The Catholic Thing
Protecting “Auricular Confession” and Religious Freedom Print E-mail
By Brad Miner   
Monday, 24 March 2014

This story begins during an interregnum.

The very first man appointed in 1808 to serve as bishop in the newly created diocese of New York never set foot in America. Somewhat in a rush, Pius VII chose R. Luke Concanen, shortly before Napoleon’s army captured the pope and sent him into exile. (It was from this same pope that Napoleon had snatched the proffered imperial crown to place upon his own head.)

Upon Concanen’s death, his sometime friend and antagonist, John Connolly, like Concanen an Irish Dominican long living in Rome, was designated for New York, but – the Napoleonic Wars having just ended – he did not arrive in Manhattan until 1815.

Archbishop John Carroll of Baltimore was unhappy about the pope’s decision to name two men for New York who had no practical experience in the United States, but in this he had no one to blame but himself. He had suggested the establishment of four new American dioceses and had provided candidates (all approved by the pope) for Boston, Philadelphia, and Bardstown, but he knew no one up to the task in New York. So he thought it best – for the time being – that New York diocese be governed from Boston.

Carroll’s hesitance is perplexing. In order to begin to prepare New York for it’s first bishop, he sent a delegation of his brother Jesuits to New York led by a man who may well have been the best episcopal candidate in America: Fr. Anthony Kohlmann. Kohlmann, Alsatian by birth, would go on to become president of Georgetown College and then a professor at the Gregorian University in Rome, where his prize pupil was Gioacchino Pecci, the future Pope Leo XIII.

But in 1813, while still in New York (and still awaiting a bishop), Kohlmann was involved in a celebrated case in American law, one epochal for Catholics, and an early demonstration of the nation’s commitment to religious freedom.

Catholics in New York, almost all immigrants, were rising in numbers and esteem, but suspicion remained about “papist” practices. So when a Catholic man, Daniel Philips, came to the confessional at St. Peter’s, New York’s first Catholic church, and told Fr. Kohlmann that he had received some stolen jewels – he even brought the booty with him – and after Fr. Kohlmann took those jewels and returned them to the victim (another St. Peter’s parishioner, James Keating), the stage was set for a dramatic confrontation between Church and State.

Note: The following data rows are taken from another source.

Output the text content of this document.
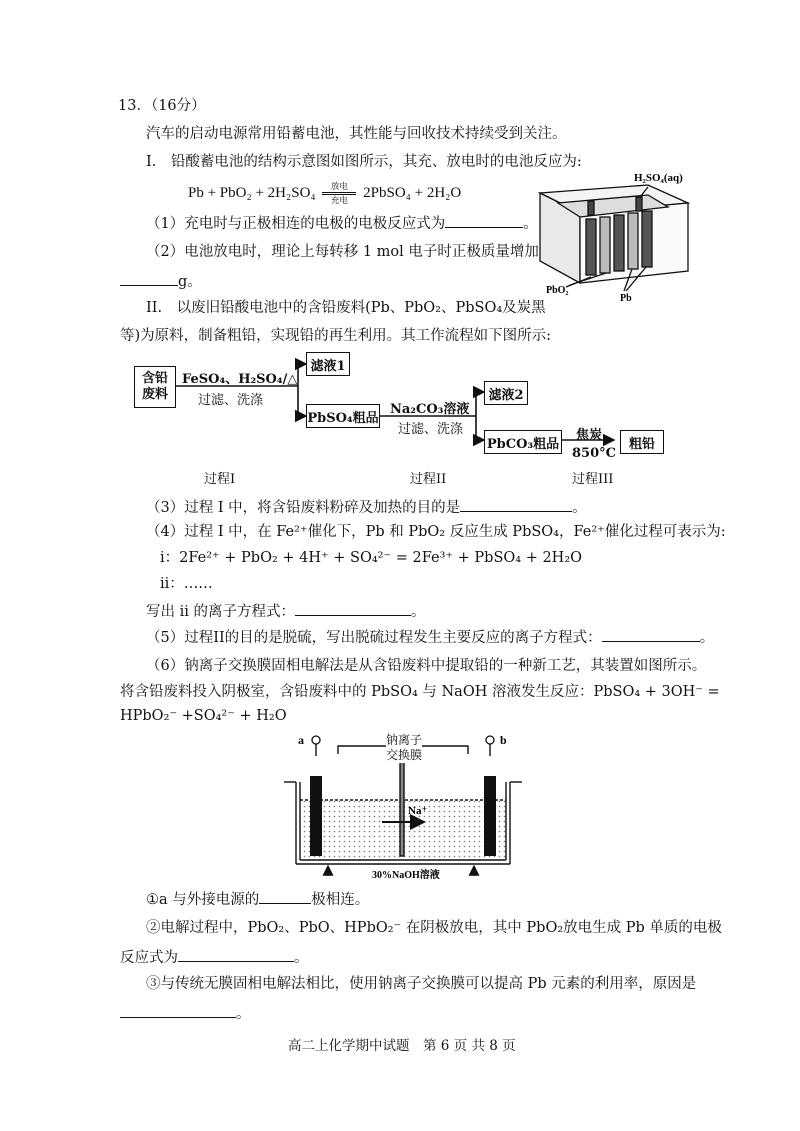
13．（16分）
汽车的启动电源常用铅蓄电池，其性能与回收技术持续受到关注。
I.　铅酸蓄电池的结构示意图如图所示，其充、放电时的电池反应为:
Pb + PbO₂ + 2H₂SO₄ 放电
充电 2PbSO₄ + 2H₂O
（1）充电时与正极相连的电极的电极反应式为	。
（2）电池放电时，理论上每转移 1 mol 电子时正极质量增加
g。
H₂SO₄(aq)
PbO₂
Pb
II.　以废旧铅酸电池中的含铅废料(Pb、PbO₂、PbSO₄及炭黑
等)为原料，制备粗铅，实现铅的再生利用。其工作流程如下图所示:
含铅
废料
FeSO₄、H₂SO₄/△
过滤、洗涤
滤液1
PbSO₄粗品
Na₂CO₃溶液
过滤、洗涤
滤液2
PbCO₃粗品
焦炭
850°C
粗铅
过程I	过程II	过程III
（3）过程 I 中，将含铅废料粉碎及加热的目的是	。
（4）过程 I 中，在 Fe²⁺催化下，Pb 和 PbO₂ 反应生成 PbSO₄，Fe²⁺催化过程可表示为:
i：2Fe²⁺ + PbO₂ + 4H⁺ + SO₄²⁻ = 2Fe³⁺ + PbSO₄ + 2H₂O
ii：……
写出 ii 的离子方程式：	。
（5）过程II的目的是脱硫，写出脱硫过程发生主要反应的离子方程式：	。
（6）钠离子交换膜固相电解法是从含铅废料中提取铅的一种新工艺，其装置如图所示。
将含铅废料投入阴极室，含铅废料中的 PbSO₄ 与 NaOH 溶液发生反应：PbSO₄ + 3OH⁻ =
HPbO₂⁻ +SO₄²⁻ + H₂O
a	b
Na⁺
30%NaOH溶液
钠离子
交换膜
①a 与外接电源的	极相连。
②电解过程中，PbO₂、PbO、HPbO₂⁻ 在阴极放电，其中 PbO₂放电生成 Pb 单质的电极
反应式为	。
③与传统无膜固相电解法相比，使用钠离子交换膜可以提高 Pb 元素的利用率，原因是
。
高二上化学期中试题　第 6 页 共 8 页
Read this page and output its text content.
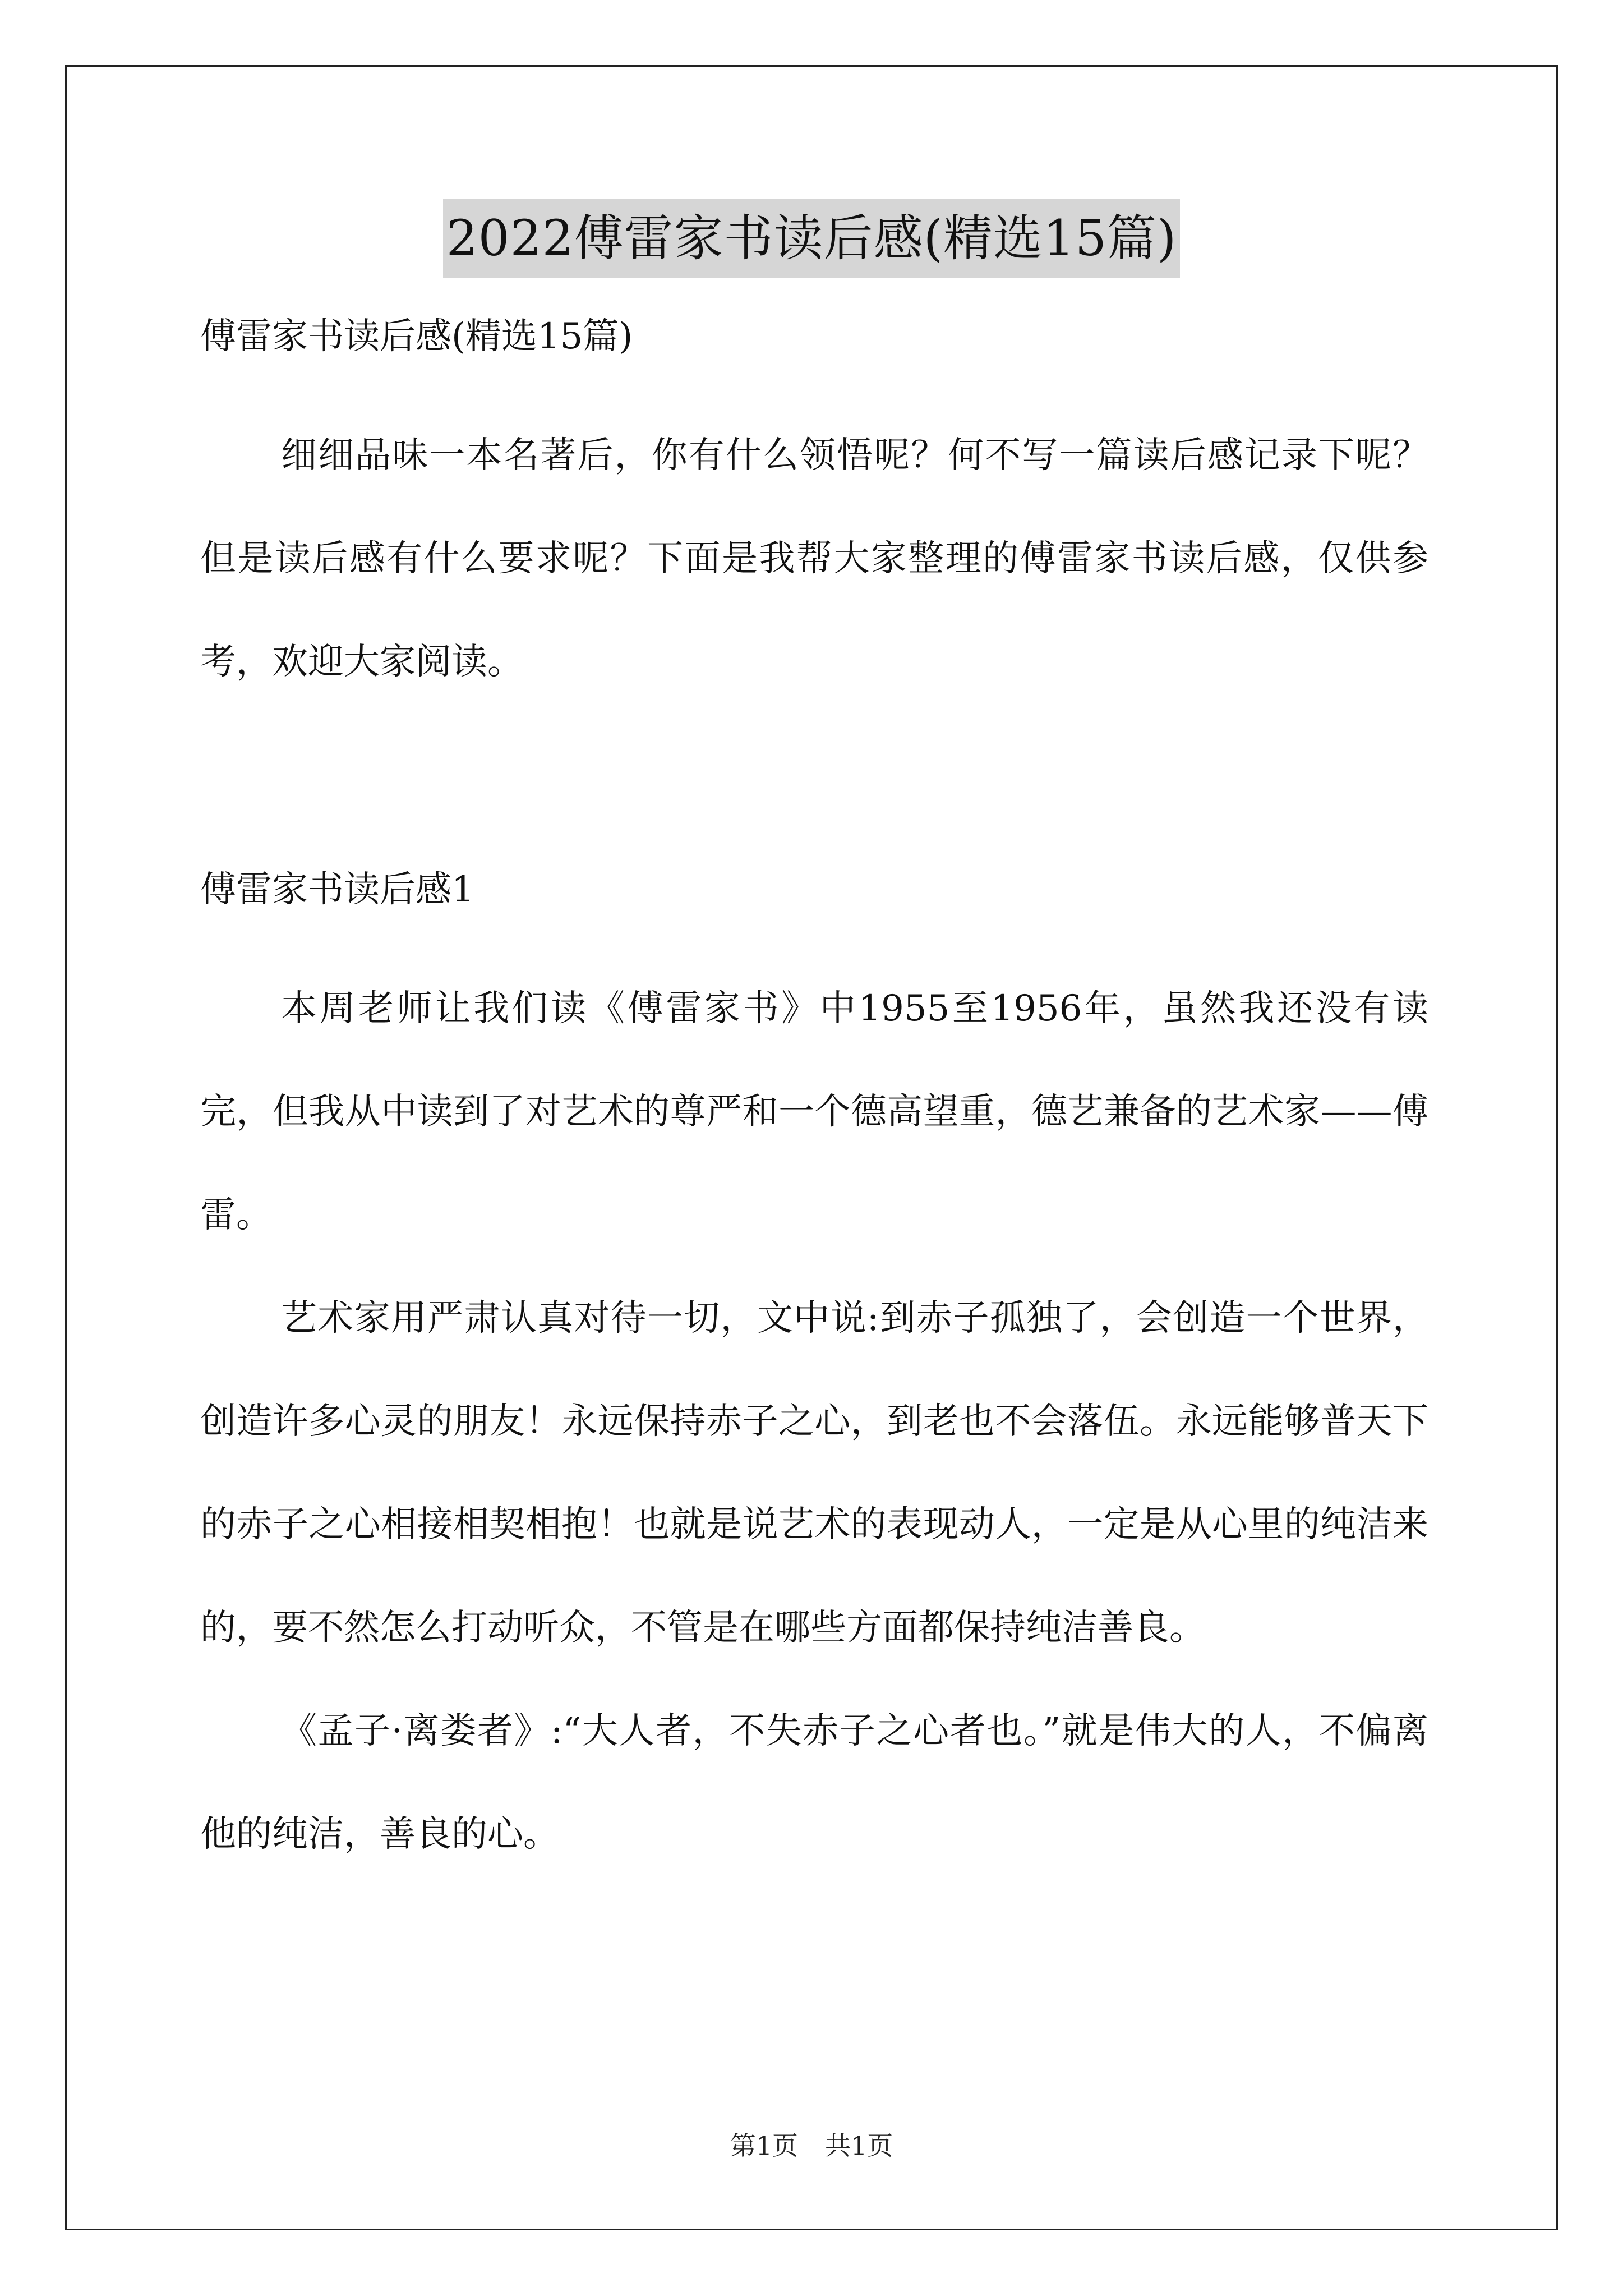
2022傅雷家书读后感(精选15篇)

傅雷家书读后感(精选15篇)

细细品味一本名著后，你有什么领悟呢？何不写一篇读后感记录下呢？但是读后感有什么要求呢？下面是我帮大家整理的傅雷家书读后感，仅供参考，欢迎大家阅读。

傅雷家书读后感1

本周老师让我们读《傅雷家书》中1955至1956年，虽然我还没有读完，但我从中读到了对艺术的尊严和一个德高望重，德艺兼备的艺术家——傅雷。

艺术家用严肃认真对待一切，文中说:到赤子孤独了，会创造一个世界，创造许多心灵的朋友！永远保持赤子之心，到老也不会落伍。永远能够普天下的赤子之心相接相契相抱！也就是说艺术的表现动人，一定是从心里的纯洁来的，要不然怎么打动听众，不管是在哪些方面都保持纯洁善良。

《孟子·离娄者》:“大人者，不失赤子之心者也。”就是伟大的人，不偏离他的纯洁，善良的心。

第1页 共1页
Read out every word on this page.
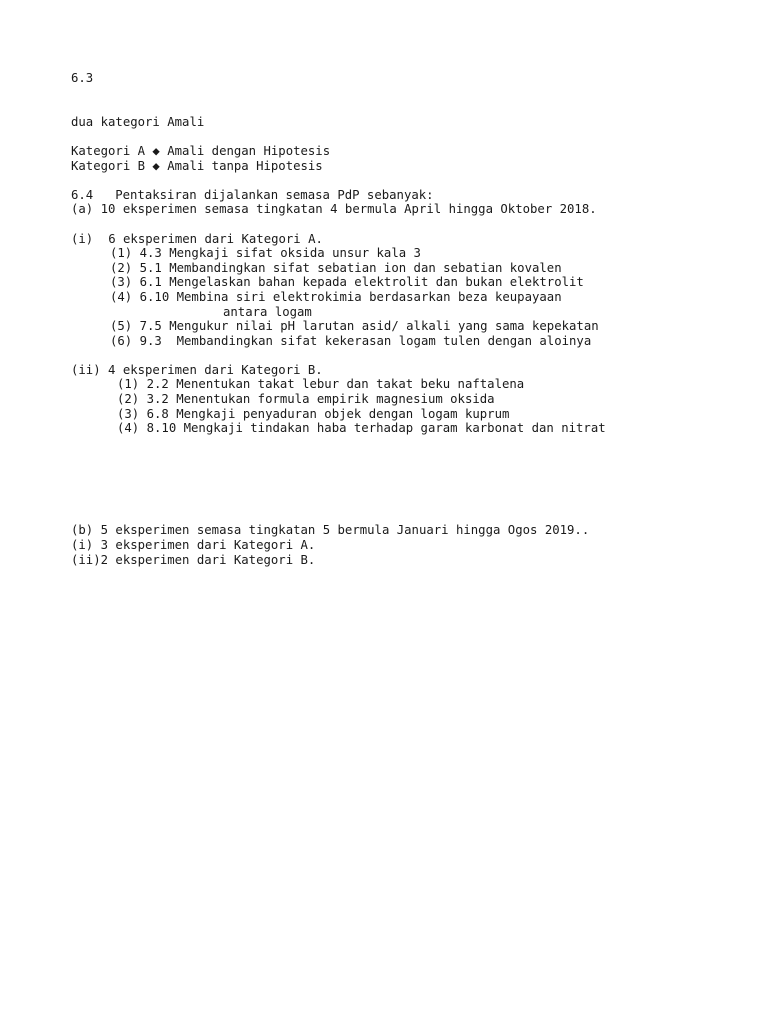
6.3
dua kategori Amali
Kategori A ◆ Amali dengan Hipotesis
Kategori B ◆ Amali tanpa Hipotesis
6.4 Pentaksiran dijalankan semasa PdP sebanyak:
(a) 10 eksperimen semasa tingkatan 4 bermula April hingga Oktober 2018.
(i) 6 eksperimen dari Kategori A.
(1) 4.3 Mengkaji sifat oksida unsur kala 3
(2) 5.1 Membandingkan sifat sebatian ion dan sebatian kovalen
(3) 6.1 Mengelaskan bahan kepada elektrolit dan bukan elektrolit
(4) 6.10 Membina siri elektrokimia berdasarkan beza keupayaan
antara logam
(5) 7.5 Mengukur nilai pH larutan asid/ alkali yang sama kepekatan
(6) 9.3  Membandingkan sifat kekerasan logam tulen dengan aloinya
(ii) 4 eksperimen dari Kategori B.
(1) 2.2 Menentukan takat lebur dan takat beku naftalena
(2) 3.2 Menentukan formula empirik magnesium oksida
(3) 6.8 Mengkaji penyaduran objek dengan logam kuprum
(4) 8.10 Mengkaji tindakan haba terhadap garam karbonat dan nitrat
(b) 5 eksperimen semasa tingkatan 5 bermula Januari hingga Ogos 2019..
(i) 3 eksperimen dari Kategori A.
(ii)2 eksperimen dari Kategori B.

Having been made whole by Fr. Kohlmann’s restitution, Keating went to the police to let them know they could drop the case. But restitution does not erase the crime and the police demanded that Keating identify the person who returned his property. And Keating admitted it was his church’s rector.

Now official attention fell upon Kohlmann – first in police interrogation, then in a grand jury proceeding, and finally in Manhattan’s Court of General Sessions.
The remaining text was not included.